Specializes in Community Health, Med-Surg, Home Health.

"Nursing reality shock", can be avoided/minimized, by providing 6- 12 month mandatory internships, like PT, PT, Pharmacy, and of course, MD. No other health care profession expects its new grads to function like experienced nurses the day after they graduate. It is an unrealistic expectation.

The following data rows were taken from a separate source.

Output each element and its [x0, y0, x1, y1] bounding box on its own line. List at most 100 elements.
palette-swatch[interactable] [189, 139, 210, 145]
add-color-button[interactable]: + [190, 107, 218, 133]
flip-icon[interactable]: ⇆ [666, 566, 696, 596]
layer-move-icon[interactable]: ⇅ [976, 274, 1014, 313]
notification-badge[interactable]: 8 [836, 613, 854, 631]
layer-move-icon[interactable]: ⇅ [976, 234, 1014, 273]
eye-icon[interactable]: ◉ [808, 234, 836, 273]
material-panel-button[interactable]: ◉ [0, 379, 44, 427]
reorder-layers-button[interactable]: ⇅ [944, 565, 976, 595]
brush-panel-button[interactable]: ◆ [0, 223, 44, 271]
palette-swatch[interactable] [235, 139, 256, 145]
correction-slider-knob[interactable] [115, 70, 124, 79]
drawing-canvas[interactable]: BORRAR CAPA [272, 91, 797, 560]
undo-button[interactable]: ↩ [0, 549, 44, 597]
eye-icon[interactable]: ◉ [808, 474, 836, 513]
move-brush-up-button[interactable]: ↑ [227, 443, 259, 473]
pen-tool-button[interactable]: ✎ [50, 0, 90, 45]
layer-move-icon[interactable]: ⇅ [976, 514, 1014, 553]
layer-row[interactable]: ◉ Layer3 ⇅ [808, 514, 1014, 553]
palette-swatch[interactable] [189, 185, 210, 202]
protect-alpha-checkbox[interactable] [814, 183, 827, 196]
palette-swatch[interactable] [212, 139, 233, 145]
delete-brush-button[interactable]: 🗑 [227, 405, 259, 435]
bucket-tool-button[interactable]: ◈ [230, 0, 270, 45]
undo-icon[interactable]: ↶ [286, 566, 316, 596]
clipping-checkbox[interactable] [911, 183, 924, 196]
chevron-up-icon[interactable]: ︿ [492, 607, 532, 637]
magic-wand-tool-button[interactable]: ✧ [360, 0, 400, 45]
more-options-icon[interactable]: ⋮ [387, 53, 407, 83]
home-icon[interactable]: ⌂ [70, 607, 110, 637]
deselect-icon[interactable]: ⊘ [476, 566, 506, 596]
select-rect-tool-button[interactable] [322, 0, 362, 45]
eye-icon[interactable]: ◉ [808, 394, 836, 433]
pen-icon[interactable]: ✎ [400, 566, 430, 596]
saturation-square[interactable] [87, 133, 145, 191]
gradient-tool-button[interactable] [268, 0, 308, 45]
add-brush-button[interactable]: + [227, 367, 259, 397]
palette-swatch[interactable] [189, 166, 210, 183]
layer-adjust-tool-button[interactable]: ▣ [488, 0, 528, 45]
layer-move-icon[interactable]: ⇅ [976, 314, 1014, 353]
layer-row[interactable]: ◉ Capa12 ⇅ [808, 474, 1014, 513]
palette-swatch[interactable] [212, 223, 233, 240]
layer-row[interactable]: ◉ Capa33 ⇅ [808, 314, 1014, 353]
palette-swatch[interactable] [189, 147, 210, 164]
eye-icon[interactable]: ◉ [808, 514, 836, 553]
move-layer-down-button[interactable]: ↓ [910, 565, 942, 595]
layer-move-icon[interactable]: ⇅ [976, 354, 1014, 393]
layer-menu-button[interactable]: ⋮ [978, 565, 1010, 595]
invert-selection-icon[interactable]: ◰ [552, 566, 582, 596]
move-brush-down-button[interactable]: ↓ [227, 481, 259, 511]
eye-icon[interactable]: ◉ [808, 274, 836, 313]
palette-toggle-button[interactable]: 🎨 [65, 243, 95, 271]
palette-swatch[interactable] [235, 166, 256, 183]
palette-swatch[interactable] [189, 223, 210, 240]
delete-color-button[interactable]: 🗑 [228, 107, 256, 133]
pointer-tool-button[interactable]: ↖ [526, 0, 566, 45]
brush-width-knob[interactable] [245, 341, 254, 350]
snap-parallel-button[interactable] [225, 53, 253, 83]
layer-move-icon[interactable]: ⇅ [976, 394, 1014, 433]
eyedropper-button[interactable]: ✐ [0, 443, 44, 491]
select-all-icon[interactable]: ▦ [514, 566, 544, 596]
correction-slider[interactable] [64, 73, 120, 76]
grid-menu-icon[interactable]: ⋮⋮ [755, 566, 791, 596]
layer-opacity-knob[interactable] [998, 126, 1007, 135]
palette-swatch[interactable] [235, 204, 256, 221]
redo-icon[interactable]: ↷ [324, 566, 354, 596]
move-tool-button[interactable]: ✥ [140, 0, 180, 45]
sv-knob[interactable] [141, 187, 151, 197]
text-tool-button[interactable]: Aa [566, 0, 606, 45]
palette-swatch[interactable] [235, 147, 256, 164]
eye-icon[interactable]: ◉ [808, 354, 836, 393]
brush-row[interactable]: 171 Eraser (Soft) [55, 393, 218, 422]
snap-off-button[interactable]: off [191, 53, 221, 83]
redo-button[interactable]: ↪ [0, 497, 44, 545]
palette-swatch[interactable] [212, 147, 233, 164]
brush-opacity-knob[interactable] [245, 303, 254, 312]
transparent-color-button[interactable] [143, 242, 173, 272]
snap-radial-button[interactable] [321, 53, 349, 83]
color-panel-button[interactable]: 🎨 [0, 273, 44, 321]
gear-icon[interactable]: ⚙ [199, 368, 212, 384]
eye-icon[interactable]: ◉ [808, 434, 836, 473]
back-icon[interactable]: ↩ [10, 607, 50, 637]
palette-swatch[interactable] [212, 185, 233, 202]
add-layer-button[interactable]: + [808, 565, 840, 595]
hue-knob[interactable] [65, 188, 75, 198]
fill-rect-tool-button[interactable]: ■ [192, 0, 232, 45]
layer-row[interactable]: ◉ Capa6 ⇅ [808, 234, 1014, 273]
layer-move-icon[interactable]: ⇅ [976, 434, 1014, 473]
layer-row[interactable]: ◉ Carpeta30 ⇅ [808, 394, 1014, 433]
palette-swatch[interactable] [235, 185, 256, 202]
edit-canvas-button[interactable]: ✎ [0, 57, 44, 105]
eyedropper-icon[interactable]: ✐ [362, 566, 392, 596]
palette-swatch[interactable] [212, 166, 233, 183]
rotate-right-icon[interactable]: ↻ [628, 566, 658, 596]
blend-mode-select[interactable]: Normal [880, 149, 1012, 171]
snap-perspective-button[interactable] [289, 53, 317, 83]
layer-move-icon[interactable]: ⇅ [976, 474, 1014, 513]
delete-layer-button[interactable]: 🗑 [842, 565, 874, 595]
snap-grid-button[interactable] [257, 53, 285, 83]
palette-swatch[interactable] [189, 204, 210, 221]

As I stated in a previous thread a couple of days ago, nursing is the only health care profession that expects this of their new pracitioners. It accomplishes nothing but burn out, frustration, and new nurses leaving the bedside in droves. JMHO.

Lindarn, RN, BSN, CCRN

Spokane, Washington

Your humble opinion is very correct, unfortunately. I have been an LPN since 2006, and the orientation I had basically sucked, but I have to remain here for at least three years because this facility sponsored my education by allowing me to be on paid leave without showing my face at work until the nursing program was over. And, they also gave me time off to study for the boards.

My clinicals were poorly managed, compared to nurses that obtained their licenses at least 10 years ago. Had only one day a week, and not the whole day. Other programs from the past had one week clinical, then one week of theory. Those nurses worked wings around us, and were more acclimated to the set up of the hospital. Our staff ed at this hospital is so sorry that I have sought continuing education credits from outside sources. And, as you said, I am burned out, frustrated and downright angry. Each time I get ready to go to work, I feel a heaviness in my body and soul. We are not doing right by these patients at all. It is a rush job, a meat market, basically. I do enjoy nursing, but not under these circumstances. My hospital had the nerve to apply for magnet status, and from my observation, when the surveyors came, I do not think they were impressed. I have to say, I hope they do not receive that accreditation, we do not deserve it. If they really observed, they would see that many of us received CEUs and certifications from elsewhere, that served us better.

pagandeva2000, LPN

Specializes in Community Health, Med-Surg, Home Health.

I am a student and appreciate your honesty. I'm expecting hell for the first year, but hoping to get used to it or get out. But what us students really need to know is:

Is it even worth it? Are you telling us to forget it? OR Are you saying it is hell for a while until you get used to the ropes..............

It is hard to say. You have to have a passion for nursing, on any level. And, in many cases, you will not see the real deal until you are actually in the foxholes with us. I can't say it is not worth it, but I will say that you will have to give yourself accolades, because it is highly likely that administation and management may not show you their appreciation except for when Joint Commission is arriving or some other regulatory agency. Then, they want to shove you up like a platter.

There are good things as well, but I think that many more seasoned nurses think we got the same education and clinical experiences as they did, and it is not so. I think there is a culture gap between what is taught in nursing school versus actual practice.